GEW Baden-Württemberg

GEW kritisiert mangelnde Unterstützung bei der Inklusion

„Wie sollen wir das schaffen?“ wurde am Montagabend diese Woche mit großer Hilflosigkeit von Lehrkräften gefragt. Die Gewerkschaft Erziehung und Wissenschaft (GEW) Kreis Ortenau hatte Michael Hirn in die Anne-Frank-Grundschule/Erich-Kästner-Realschule eingeladen. Michael Hirn, Leiter eines Sonderpädagogischen Bildungs- und Beratungszentrums (SBBZ) mit dem Förderschwerpunkt Sprache in Stuttgart, referierte zum Thema „Inklusion – In der Diskussion…“ und nahm kompetent Stellung zu den Fragen der Kreisdelegierten und Interessierten.
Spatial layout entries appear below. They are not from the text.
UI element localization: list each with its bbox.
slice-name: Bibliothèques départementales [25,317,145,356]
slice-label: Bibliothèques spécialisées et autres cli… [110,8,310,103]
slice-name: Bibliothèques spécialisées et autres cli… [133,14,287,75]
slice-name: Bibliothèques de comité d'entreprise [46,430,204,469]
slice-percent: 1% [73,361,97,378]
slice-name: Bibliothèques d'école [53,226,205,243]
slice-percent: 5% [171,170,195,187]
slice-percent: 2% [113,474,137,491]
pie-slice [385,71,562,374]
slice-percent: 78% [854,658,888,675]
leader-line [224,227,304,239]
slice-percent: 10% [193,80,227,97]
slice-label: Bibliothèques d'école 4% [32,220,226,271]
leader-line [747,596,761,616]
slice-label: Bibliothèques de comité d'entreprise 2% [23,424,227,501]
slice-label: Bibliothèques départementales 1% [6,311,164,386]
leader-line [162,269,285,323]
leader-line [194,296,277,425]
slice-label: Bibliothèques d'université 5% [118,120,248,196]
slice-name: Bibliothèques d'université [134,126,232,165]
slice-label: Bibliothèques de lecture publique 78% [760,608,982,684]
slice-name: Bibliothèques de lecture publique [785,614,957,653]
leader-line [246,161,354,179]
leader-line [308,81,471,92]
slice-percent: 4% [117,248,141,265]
Deutschland hat 2009 die UN-Menschenrechtskonvention ratifiziert. Im August 2015 trat das Schulgesetz in Kraft, welches den Eltern die Wahl lässt, ob ein Kind mit einem festgestellten Anspruch auf ein sonderpädagogisches Bildungsangebot ein SBBZ (ehemals Sonderschule) oder die allgemeine Schule besucht.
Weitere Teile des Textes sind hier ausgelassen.